2.30am: Alarm went off. I’d actually set 5 on my phone, as well as a couple on my girlfriends phone just in case! There was no way I wasn’t getting up! I found myself suprisingly wide awake for this time in the morning, and was massively excited about the day ahdead. I was less excited by the prospect of what I knew i was going to be having for breakfast!

 

Because I was staying in a hotel, which wasn’t providing an early breakfast for competitors, I had to work round this. So brought a steamer and a load of food ready to cook and eat. As I was eating a pretty low fibre, no wheat, no dairy diet in order to reduce risk of digestive problems, but still needed to get on board a good few calories, my breakfast consisted of the following: 1 x  steamed sweet potato, 1 x small steamed baking potato, handful of steamed green beans, 1/4 an avocado, 150g cooked chicken breast, butter, sea salt, 2 x bananas. I can safely say, that this will not go down in history as my favourite ever meal, and in fact, despite usually being able to eat anything, anytime, with a few bits of sweet potato and some dry chicken left, I called time on my breakfast and conceded defeat to the early start.

 

4am: Left the hotel, and drove down to the Reebok Stadium, where shuttle buses were running competitors to the start at Rivington Reservoir. On the bus, I chatted to a fair few people, and realised that there were a lot of first timers there like myself. A few nerves started to creep in on the way to the Reservoir, but mostly I was excited about starting, and finishing the race.

 

4.30am: Transition was open, so I got myself down to my bike to pump the tires up, and do a last minute check, as well as affix my fluids and food for the bike leg of the race. Because the weather had been so horrendous for the last few days, with loads of rain, the grassy area in which the transition was located was nothing more than a muddy pool, and despite the mats that had been layed down, it was very boggy underfoot, which meant that running from the transition tent to my bike was going to mean my cleats were full of mud, so clipping in could be a pain.

 

5.30am: By now, I’m in my wetsuit, all prepared, with hat and goggles in one hand, and my dry clothes bag in the other, ready to drop off before the swim. The man comes on over the speakers and gives the call for everyone to line up ready for the 400m walk down the steep concrete path to the swim start.

 

6am: The race was due to start by now, but not everyone was in the water as yet, so we had to wait. I positioned myself about 50m away from the line of buoys we had to follow, and right at the front of the start line. A few more nerves set in about now, as I’d not yet done a swim with so many people in such a small space, and it was going to be pretty nasty for sure!

 

6.10am: 3…2….1….GO! Swim begins, and I get a reasonable start, managing to avoid getting kicked in the face more than a couple of times, and after 400m or so I find myself in a little bit of space. I get to the first turn, and everything slows down, as so m,any people are turing 180 degrees at the same time, and at this point there’s a few more arms and legs flying in faces which makes it interesting! I ended up pretty wide on the turn, and had to cut back in, and in fact, I ended up zig-zagging pretty much the whole of that straight until the next turn. Within 30 minutes of starting, I felt my hips and calves cramping, and had to keep trying to stretch out while swimming. Eventually this subsided luckily. Lap 1 complete, and just one more to go. After about 2 miles of the swim my shoulders were beginning to tire, and I felt my technique and speed both go downhill, but as soon as I got to the home straight, got a burst of energy and hammered home. After about 1h11m of swimming, I was out of the water, and began the steep 400m run to transition.

 

Out of the water. Leg 1 complete.

Out of the water. Leg 1 complete.

7.20am (ish): Got up to T1 and took my time getting myself sorted out for the bike leg. I necked a bottle of Gatorade while running to my bike, then picked it up, ran down the muddy path, and jumped on. As predicted, my cleats were full of mud so it took a bit of time to actually clip myself in, but once in there, I was feeling strong and ready to go.

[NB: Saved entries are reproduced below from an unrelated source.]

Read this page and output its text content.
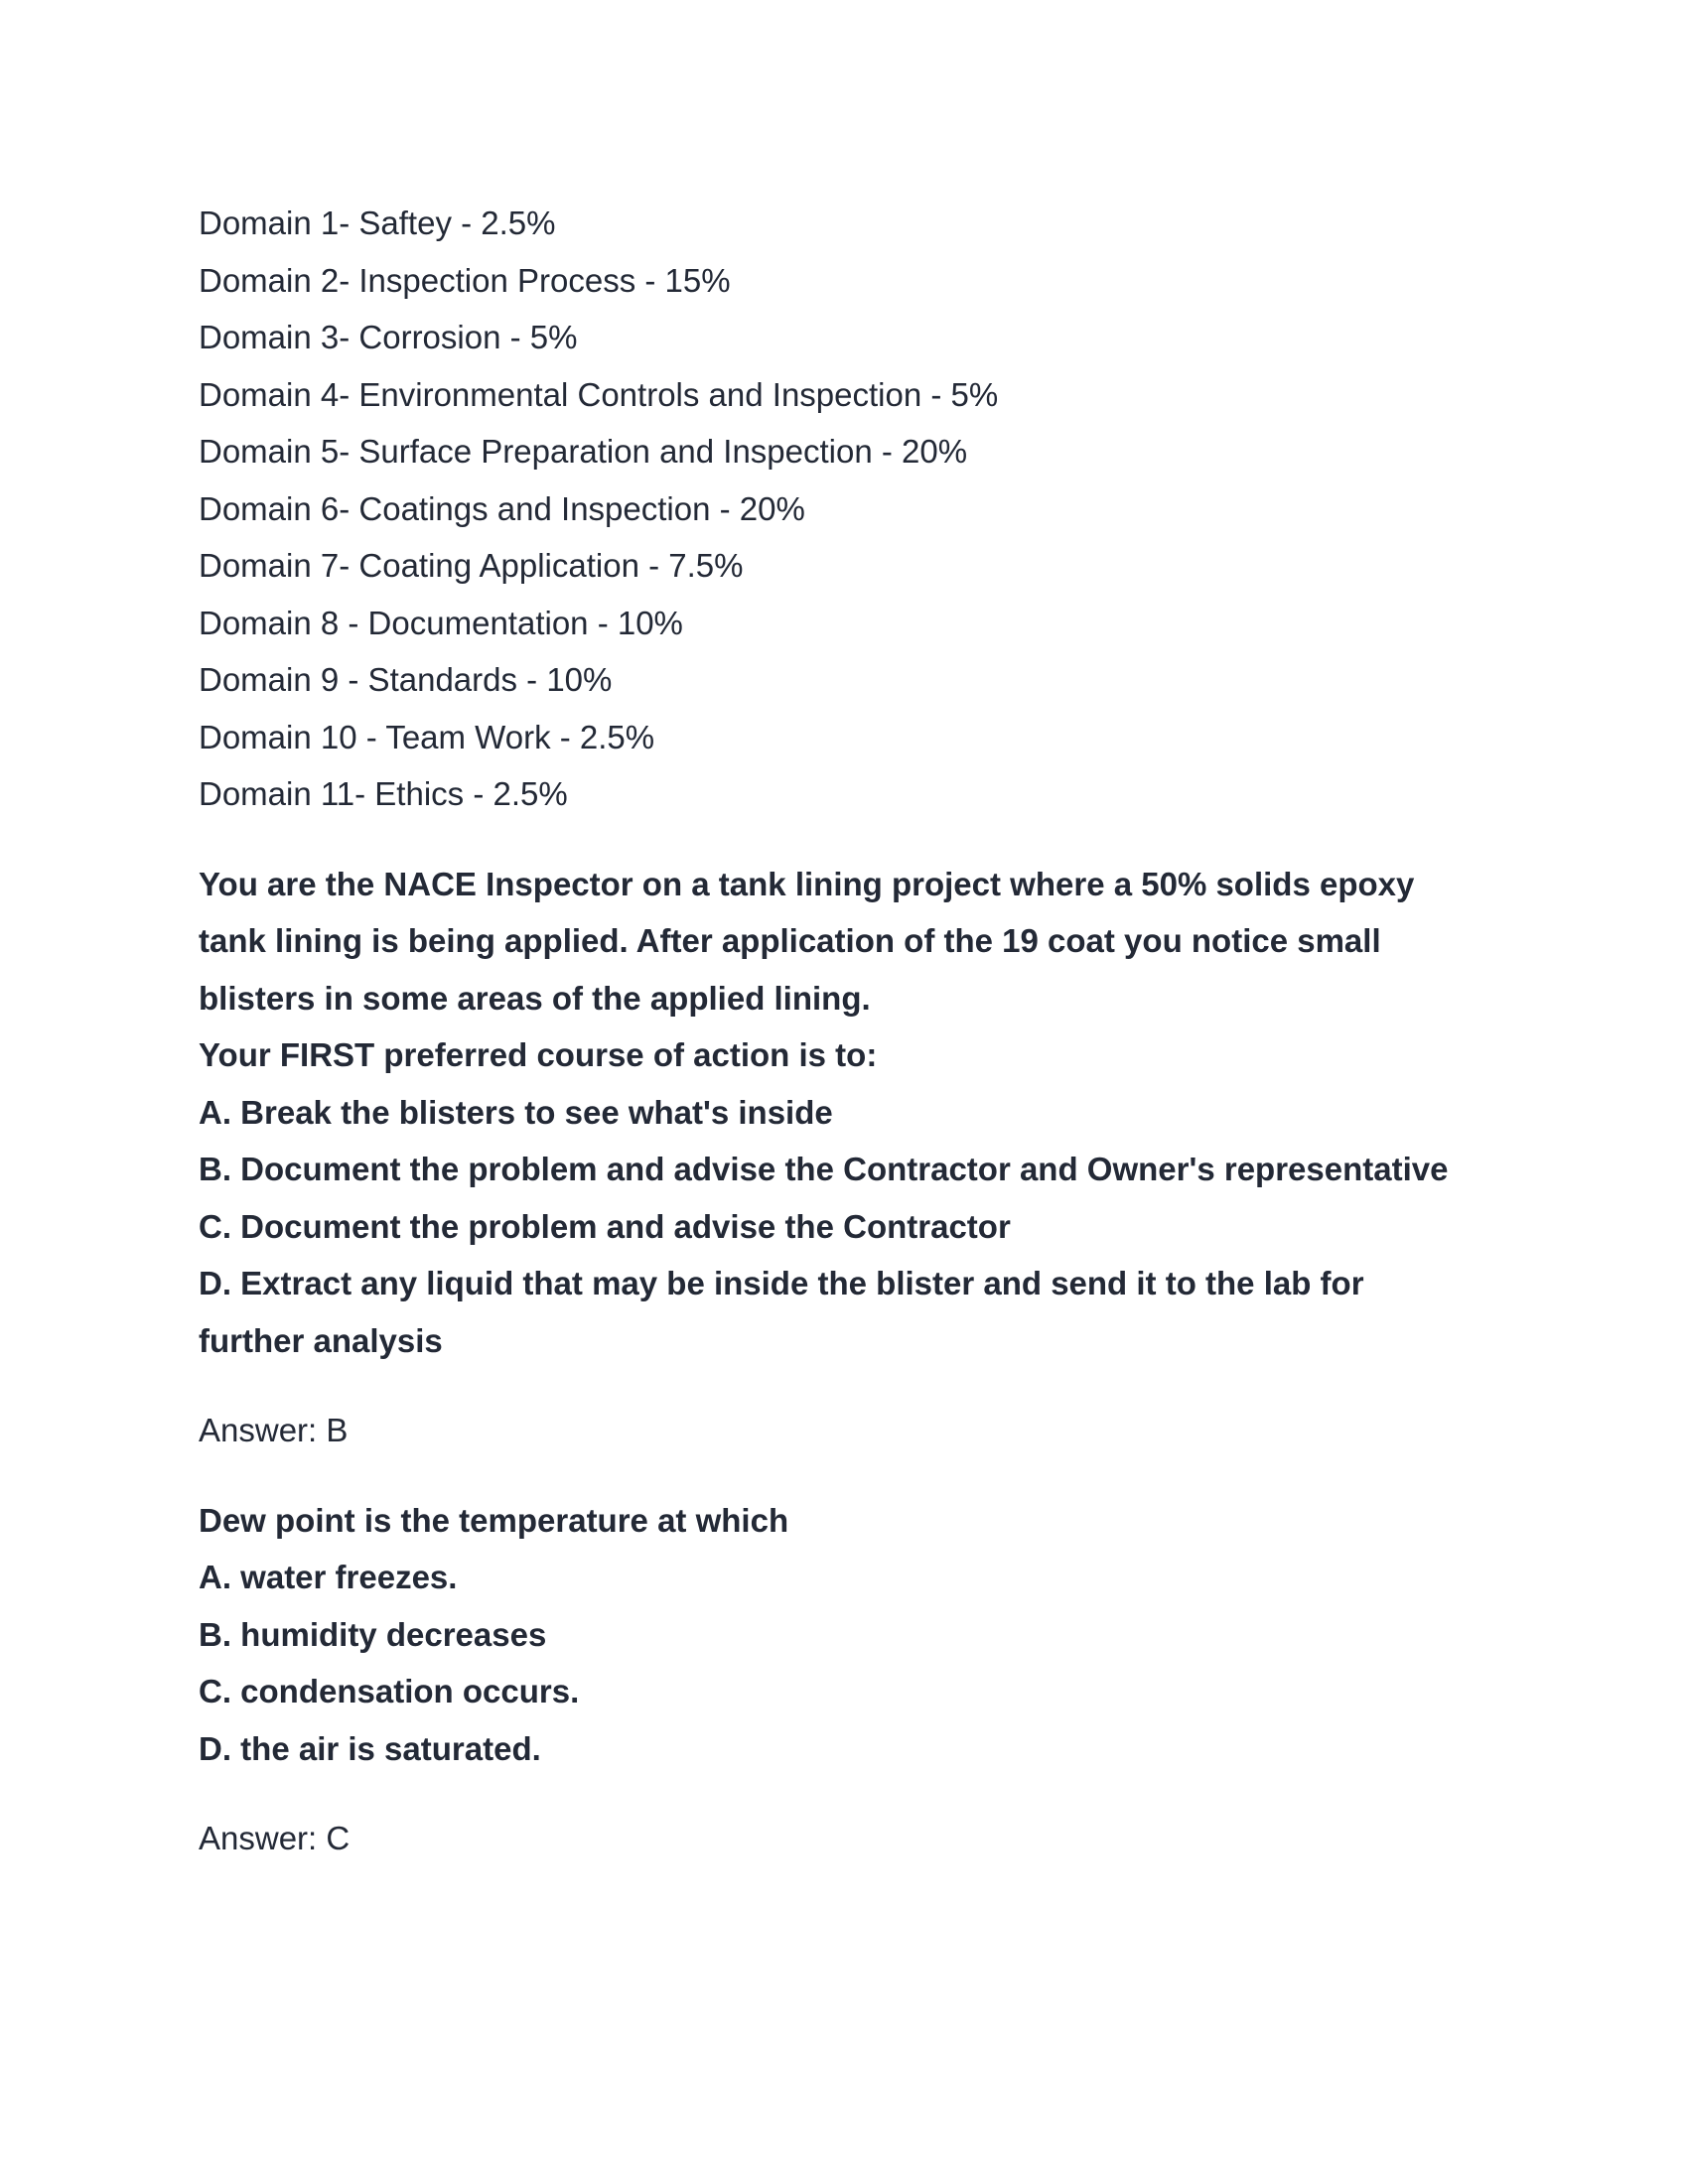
Domain 1- Saftey - 2.5%
Domain 2- Inspection Process - 15%
Domain 3- Corrosion - 5%
Domain 4- Environmental Controls and Inspection - 5%
Domain 5- Surface Preparation and Inspection - 20%
Domain 6- Coatings and Inspection - 20%
Domain 7- Coating Application - 7.5%
Domain 8 - Documentation - 10%
Domain 9 - Standards - 10%
Domain 10 - Team Work - 2.5%
Domain 11- Ethics - 2.5%
You are the NACE Inspector on a tank lining project where a 50% solids epoxy
tank lining is being applied. After application of the 19 coat you notice small
blisters in some areas of the applied lining.
Your FIRST preferred course of action is to:
A. Break the blisters to see what's inside
B. Document the problem and advise the Contractor and Owner's representative
C. Document the problem and advise the Contractor
D. Extract any liquid that may be inside the blister and send it to the lab for
further analysis
Answer: B
Dew point is the temperature at which
A. water freezes.
B. humidity decreases
C. condensation occurs.
D. the air is saturated.
Answer: C
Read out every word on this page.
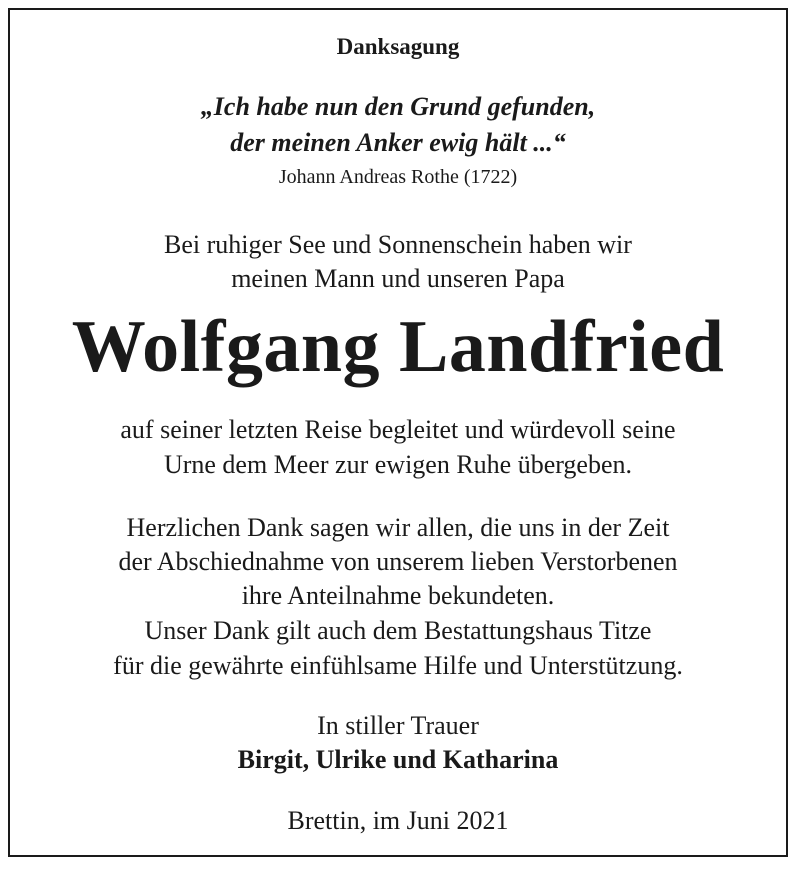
Danksagung
„Ich habe nun den Grund gefunden,
der meinen Anker ewig hält ...“
Johann Andreas Rothe (1722)
Bei ruhiger See und Sonnenschein haben wir
meinen Mann und unseren Papa
Wolfgang Landfried
auf seiner letzten Reise begleitet und würdevoll seine
Urne dem Meer zur ewigen Ruhe übergeben.
Herzlichen Dank sagen wir allen, die uns in der Zeit
der Abschiednahme von unserem lieben Verstorbenen
ihre Anteilnahme bekundeten.
Unser Dank gilt auch dem Bestattungshaus Titze
für die gewährte einfühlsame Hilfe und Unterstützung.
In stiller Trauer
Birgit, Ulrike und Katharina
Brettin, im Juni 2021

Over the mud and onto the bike

Over the mud and onto the bike

After a short downhill section from the start, the course then leads you 2-3 miles up a nasty hill, which at one point gets pretty steep around a hairpin bend, before starting a winding decent, before another hill.

Tough climb at the first hill

Tough climb at the first hill

The first lap on the bike was fast. i was feeling strong and averaged 19.3mph, a little faster than predicted. Lap 2 was slightly slower, as the head wind picked up. When it came to lap three, that first hill seemed twice as long, although I was able to overtake a lot of competitors during the climb which felt good! The final 20 miles of this lap were pretty slow, with fatigue setting into my legs, as well as some cramps coming and going in my hips. I was finding myself needing to feed more often, and that seemed to help.

 

Nice flat bit to make up some time, at last!

Nice flat bit to make up some time, at last!

1.30pm (ish): At the end of lap 3, with my legs feeling prety ruined and energy levels getting lower, I thought to myself, what a time to do my first marathon! When at T2, I again took my time to get sorted out, and when ready, began the initial climb past the spectators, including some family and friends who had made the journey to watch this event.

Out of T2 and up a hill at the start of the marathon. Easy!

Out of T2 and up a hill at the start of the marathon. Easy!

The encouragement was amazing from everyone, with the croud shouting to competitors ’well done, keep going, you’re looking really strong’. Tell us that in 26 miles time! I actually started the run pretty quick, and felt suprisingly good, but 6 miles in it hit me. Another 20 to go.

 

Running technique starting to suffer

Running technique starting to suffer

I managed to stay pretty strong for the majority of the run, although frequent cramps in my calves, hips, quads, hamstrings, groin and at one stage even my right forearm made running pretty hard going at times. After 16 miles, stomach problems began to hold me back, requiring me to walk and even stop every now and again, which disappointed me. Feeding was hard, so I stuck to Gatorade and energy gels, although did manage to sneak in 3 bananas on the route too which were a great boost. With 3 miles to go my stomach was in bits, and hurting more than I had ever felt before, but knowing that there was less than 30 minutes of running left for me, I put it aside and pushed through.

 

With the home straight in sight, emotion started creeping in, with the enormity of what I was about to achieve actually sinking in. The feeling was amazing. The croud was cheering, the finish line was in sight, and all I had to do was finish the final 100m and that would be mission accomplished.

 

10 months of training, all worthwhile. Job done!

10 months of training, all worthwhile. Job done!

5.45pm (ish): Crossing that line was the best feeling I have ever had, and after being given my finishers medal, and t-shirt, and a cap for coming inside the top 250 finishers, I found my family, who were beaming with pride, and most probably, relief that after 11h45m28s of hanging around the course, waiting for me to swim, cycle or run past them every couple of hours, they could finally go home!

 

Mission accomplished, all smiles!

Mission accomplished, all smiles!

My split times for the race were 1h11m30s for 2.4 mile swim, 6h9m39s for 112m mile bike, and 4h10m47s for 26.2 mile run. This placed my 222nd overall and 12th in my age group of 18-24. All the sacrifice and hours of training have been worth while, and having loved every minute of the race, I have now set some targets for next year, where I’ll be competing at Ironman France in Nice. Bring it on!